Nous poursuivons la virée au hasard. Traversons des villages, certains décevants : pas d’agneau à la broche. Dans d’autres, les gens sont attablés dehors sur de longues tables.
Nous cherchons notre coin pique-nique avec beaucoup de soin et poursuivons un chemin de terre qui traverse une chênaie coiffant une montagne. A un tournant : deux belles tortues, la toute petite que Dominique avait trouvée hier était plus craquante, mais celles-ci me plaisent bien. Notre emplacement est ombragé : une belle pelouse sous des amandiers avec vue sur la plaine et les crêtes au loin.
Un panneau signale une église, toute petite, basse, endommagée par le tremblement de terre de 1995. On a reconstruit un porche moderne ouvert. Les fresques du narthex (fleuve rouge qui descend vers l’enfer à droite, porte du paradis à gauche), tout est visible de l’extérieur. Les fresques sont récentes, 18ème, un peu décolorées, oranges et bleues, mais soignées pour une église aussi perdue.
perdues en forêt
Comment retrouver la route ? Revenir en arrière par le mauvais chemin ou chercher la sortie vers une autre route ? J’ai entrevu des maisons plus loin. J’en conclus que le village suivant ne doit pas être bien loin. C’est une grave erreur : les maisons sont en ruine, abandonnées. Le chemin se creuse d’ornières de plus en plus profondes. Nous arrivons à une étable vide.

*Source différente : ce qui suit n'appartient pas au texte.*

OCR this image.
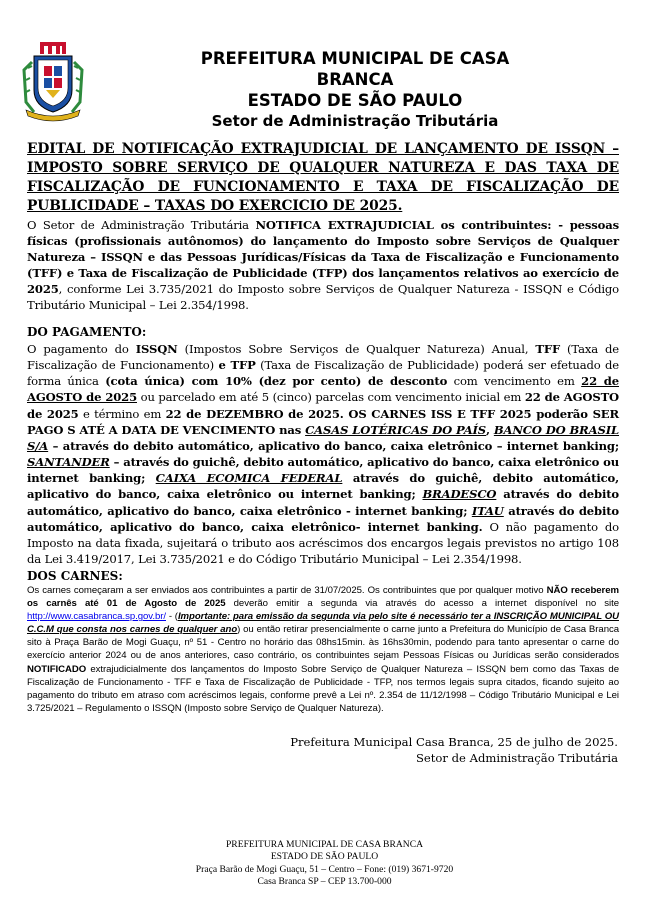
PREFEITURA MUNICIPAL DE CASA

BRANCA

ESTADO DE SÃO PAULO

Setor de Administração Tributária

EDITAL DE NOTIFICAÇÃO EXTRAJUDICIAL DE LANÇAMENTO DE ISSQN – IMPOSTO SOBRE SERVIÇO DE QUALQUER NATUREZA E DAS TAXA DE FISCALIZAÇÃO DE FUNCIONAMENTO E TAXA DE FISCALIZAÇÃO DE PUBLICIDADE – TAXAS DO EXERCICIO DE 2025.

O Setor de Administração Tributária NOTIFICA EXTRAJUDICIAL os contribuintes: - pessoas físicas (profissionais autônomos) do lançamento do Imposto sobre Serviços de Qualquer Natureza – ISSQN e das Pessoas Jurídicas/Físicas da Taxa de Fiscalização e Funcionamento (TFF) e Taxa de Fiscalização de Publicidade (TFP) dos lançamentos relativos ao exercício de 2025, conforme Lei 3.735/2021 do Imposto sobre Serviços de Qualquer Natureza - ISSQN e Código Tributário Municipal – Lei 2.354/1998.

DO PAGAMENTO:

O pagamento do ISSQN (Impostos Sobre Serviços de Qualquer Natureza) Anual, TFF (Taxa de Fiscalização de Funcionamento) e TFP (Taxa de Fiscalização de Publicidade) poderá ser efetuado de forma única (cota única) com 10% (dez por cento) de desconto com vencimento em 22 de AGOSTO de 2025 ou parcelado em até 5 (cinco) parcelas com vencimento inicial em 22 de AGOSTO de 2025 e término em 22 de DEZEMBRO de 2025. OS CARNES ISS E TFF 2025 poderão SER PAGO S ATÉ A DATA DE VENCIMENTO nas CASAS LOTÉRICAS DO PAÍS, BANCO DO BRASIL S/A – através do debito automático, aplicativo do banco, caixa eletrônico – internet banking; SANTANDER – através do guichê, debito automático, aplicativo do banco, caixa eletrônico ou internet banking; CAIXA ECOMICA FEDERAL através do guichê, debito automático, aplicativo do banco, caixa eletrônico ou internet banking; BRADESCO através do debito automático, aplicativo do banco, caixa eletrônico - internet banking; ITAU através do debito automático, aplicativo do banco, caixa eletrônico- internet banking. O não pagamento do Imposto na data fixada, sujeitará o tributo aos acréscimos dos encargos legais previstos no artigo 108 da Lei 3.419/2017, Lei 3.735/2021 e do Código Tributário Municipal – Lei 2.354/1998.

DOS CARNES:

Os carnes começaram a ser enviados aos contribuintes a partir de 31/07/2025. Os contribuintes que por qualquer motivo NÃO receberem os carnês até 01 de Agosto de 2025 deverão emitir a segunda via através do acesso a internet disponível no site http://www.casabranca.sp.gov.br/ - (Importante: para emissão da segunda via pelo site é necessário ter a INSCRIÇÃO MUNICIPAL OU C.C.M que consta nos carnes de qualquer ano) ou então retirar presencialmente o carne junto a Prefeitura do Município de Casa Branca sito à Praça Barão de Mogi Guaçu, nº 51 - Centro no horário das 08hs15min. às 16hs30min, podendo para tanto apresentar o carne do exercício anterior 2024 ou de anos anteriores, caso contrário, os contribuintes sejam Pessoas Físicas ou Jurídicas serão considerados NOTIFICADO extrajudicialmente dos lançamentos do Imposto Sobre Serviço de Qualquer Natureza – ISSQN bem como das Taxas de Fiscalização de Funcionamento - TFF e Taxa de Fiscalização de Publicidade - TFP, nos termos legais supra citados, ficando sujeito ao pagamento do tributo em atraso com acréscimos legais, conforme prevê a Lei nº. 2.354 de 11/12/1998 – Código Tributário Municipal e Lei 3.725/2021 – Regulamento o ISSQN (Imposto sobre Serviço de Qualquer Natureza).

Prefeitura Municipal Casa Branca, 25 de julho de 2025.

Setor de Administração Tributária

PREFEITURA MUNICIPAL DE CASA BRANCA

ESTADO DE SÃO PAULO

Praça Barão de Mogi Guaçu, 51 – Centro – Fone: (019) 3671-9720

Casa Branca SP – CEP 13.700-000
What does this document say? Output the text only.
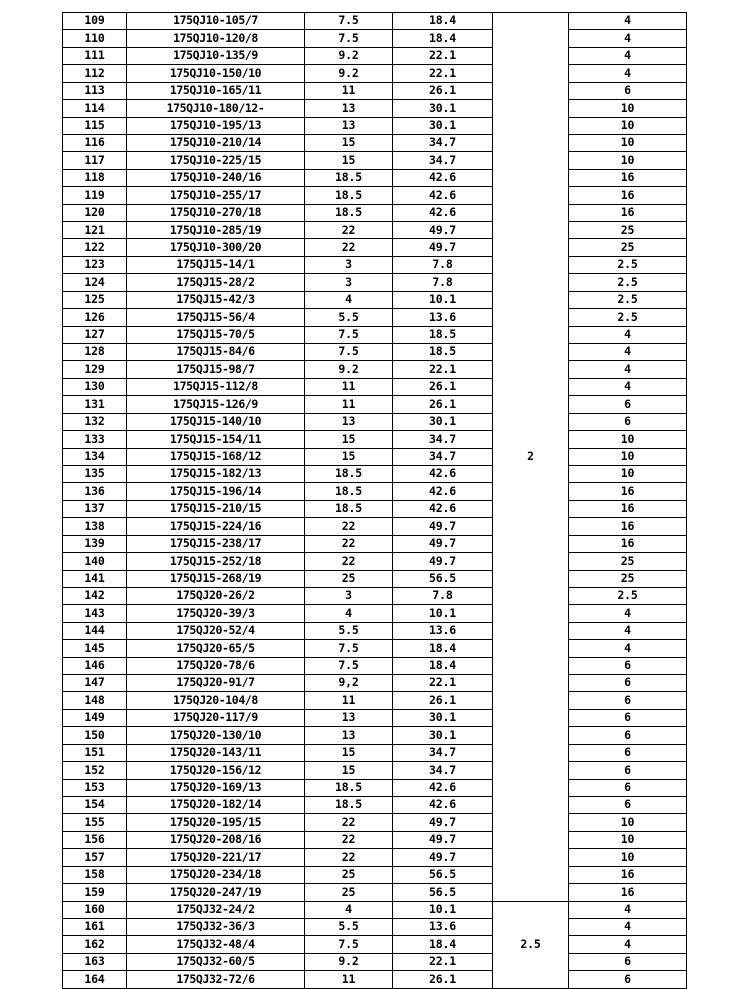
109	175QJ10-105/7	7.5	18.4	2	4
110	175QJ10-120/8	7.5	18.4		4
111	175QJ10-135/9	9.2	22.1		4
112	175QJ10-150/10	9.2	22.1		4
113	175QJ10-165/11	11	26.1		6
114	175QJ10-180/12-	13	30.1		10
115	175QJ10-195/13	13	30.1		10
116	175QJ10-210/14	15	34.7		10
117	175QJ10-225/15	15	34.7		10
118	175QJ10-240/16	18.5	42.6		16
119	175QJ10-255/17	18.5	42.6		16
120	175QJ10-270/18	18.5	42.6		16
121	175QJ10-285/19	22	49.7		25
122	175QJ10-300/20	22	49.7		25
123	175QJ15-14/1	3	7.8		2.5
124	175QJ15-28/2	3	7.8		2.5
125	175QJ15-42/3	4	10.1		2.5
126	175QJ15-56/4	5.5	13.6		2.5
127	175QJ15-70/5	7.5	18.5		4
128	175QJ15-84/6	7.5	18.5		4
129	175QJ15-98/7	9.2	22.1		4
130	175QJ15-112/8	11	26.1		4
131	175QJ15-126/9	11	26.1		6
132	175QJ15-140/10	13	30.1		6
133	175QJ15-154/11	15	34.7		10
134	175QJ15-168/12	15	34.7		10
135	175QJ15-182/13	18.5	42.6		10
136	175QJ15-196/14	18.5	42.6		16
137	175QJ15-210/15	18.5	42.6		16
138	175QJ15-224/16	22	49.7		16
139	175QJ15-238/17	22	49.7		16
140	175QJ15-252/18	22	49.7		25
141	175QJ15-268/19	25	56.5		25
142	175QJ20-26/2	3	7.8		2.5
143	175QJ20-39/3	4	10.1		4
144	175QJ20-52/4	5.5	13.6		4
145	175QJ20-65/5	7.5	18.4		4
146	175QJ20-78/6	7.5	18.4		6
147	175QJ20-91/7	9,2	22.1		6
148	175QJ20-104/8	11	26.1		6
149	175QJ20-117/9	13	30.1		6
150	175QJ20-130/10	13	30.1		6
151	175QJ20-143/11	15	34.7		6
152	175QJ20-156/12	15	34.7		6
153	175QJ20-169/13	18.5	42.6		6
154	175QJ20-182/14	18.5	42.6		6
155	175QJ20-195/15	22	49.7		10
156	175QJ20-208/16	22	49.7		10
157	175QJ20-221/17	22	49.7		10
158	175QJ20-234/18	25	56.5		16
159	175QJ20-247/19	25	56.5		16
160	175QJ32-24/2	4	10.1	2.5	4
161	175QJ32-36/3	5.5	13.6		4
162	175QJ32-48/4	7.5	18.4		4
163	175QJ32-60/5	9.2	22.1		6
164	175QJ32-72/6	11	26.1		6
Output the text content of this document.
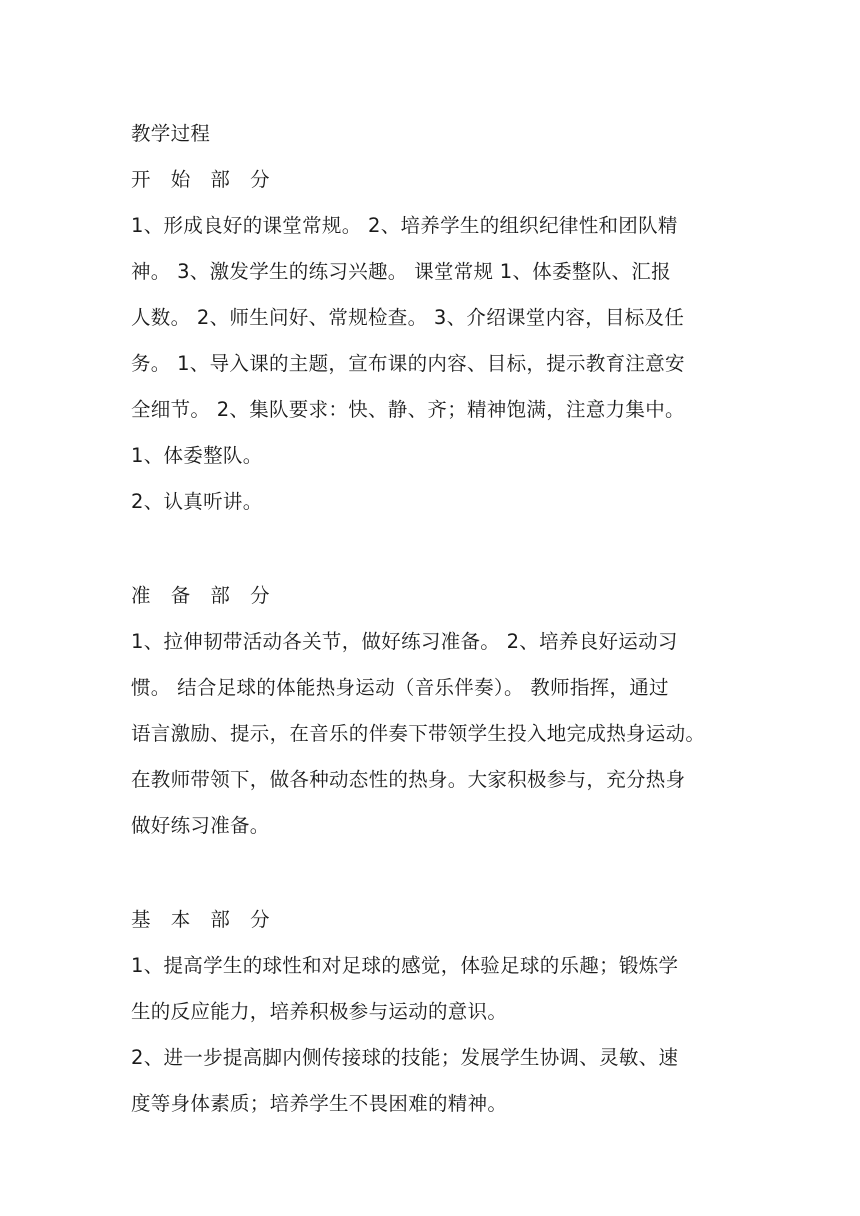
教学过程

开 始 部 分

1、形成良好的课堂常规。 2、培养学生的组织纪律性和团队精

神。 3、激发学生的练习兴趣。 课堂常规 1、体委整队、汇报

人数。 2、师生问好、常规检查。 3、介绍课堂内容，目标及任

务。 1、导入课的主题，宣布课的内容、目标，提示教育注意安

全细节。 2、集队要求：快、静、齐；精神饱满，注意力集中。

1、体委整队。

2、认真听讲。

准 备 部 分

1、拉伸韧带活动各关节，做好练习准备。 2、培养良好运动习

惯。 结合足球的体能热身运动（音乐伴奏）。 教师指挥，通过

语言激励、提示，在音乐的伴奏下带领学生投入地完成热身运动。

在教师带领下，做各种动态性的热身。大家积极参与，充分热身

做好练习准备。

基 本 部 分

1、提高学生的球性和对足球的感觉，体验足球的乐趣；锻炼学

生的反应能力，培养积极参与运动的意识。

2、进一步提高脚内侧传接球的技能；发展学生协调、灵敏、速

度等身体素质；培养学生不畏困难的精神。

Les animaux ont effacé la piste avec leurs sabots. Un pauvre renard mort gît, c’est le troisième que nous voyons. Il faut rebrousser chemin. Je me repens amèrement d’avoir conseillé cette direction. Dominique a l’air de bien s’amuser dans son rôle de pilote de rallye. Elle me propose de marcher. Elle m’attendra plus loin pour faire refroidir le moteur. Cette forêt est peuplée, les buissons bruissent de toutes sortes de passages d’animaux : tortues, lézards, oiseaux, geais, pies et corbeaux. Dominique déniche un petit caméléon. Finalement elle parvient au bout de la piste, mais voici que nous avons raté la petite route d’Eskopi. Nous rentrons par la route de la plaine, large et droite qui rejoint Kalambaka. La mauvaise humeur et la fatigue gagnent.
Nous terminons la balade où nous l’avions commencée, sur le petit col au-dessous de Vachlava, au-dessus des troupeaux de vaches, sur une pelouse rase, sous les amandiers, fleurie de magnifiques asphodèles. Je ne résiste pas au plaisir de dessiner les asphodèles. J’envoie mon SMS « entre amandiers et asphodèles… ! » Nous attendons le coucher du soleil pour rentrer à Kastraki.
La fête au village
C’est la fête sur la place : les femmes chantent. Les hommes dansent en ligne, costume sombre, chemise blanche et cravate. Malheureusement, c’est la fin, nous avons raté les danses. Notre courette est remplie de très vieilles, toutes de noir vêtues. La femme de Nikos leur apporte un gâteau qu’elle vient de sortir du four. Elle nous offre deux parts brûlantes dans une assiette d’un feuilleté à l’omelette sucrée chaude. Ce n’est pas franchement l’heure des sucreries, mais l’attention nous touche beaucoup. Elle nous a déjà fait des cadeaux ce matin. De plus c’est délicieux. Je me contenterai d’une salade grecque pour dîner.
A la télévision, très belle émission musicale, il me semble reconnaître Theodorakis.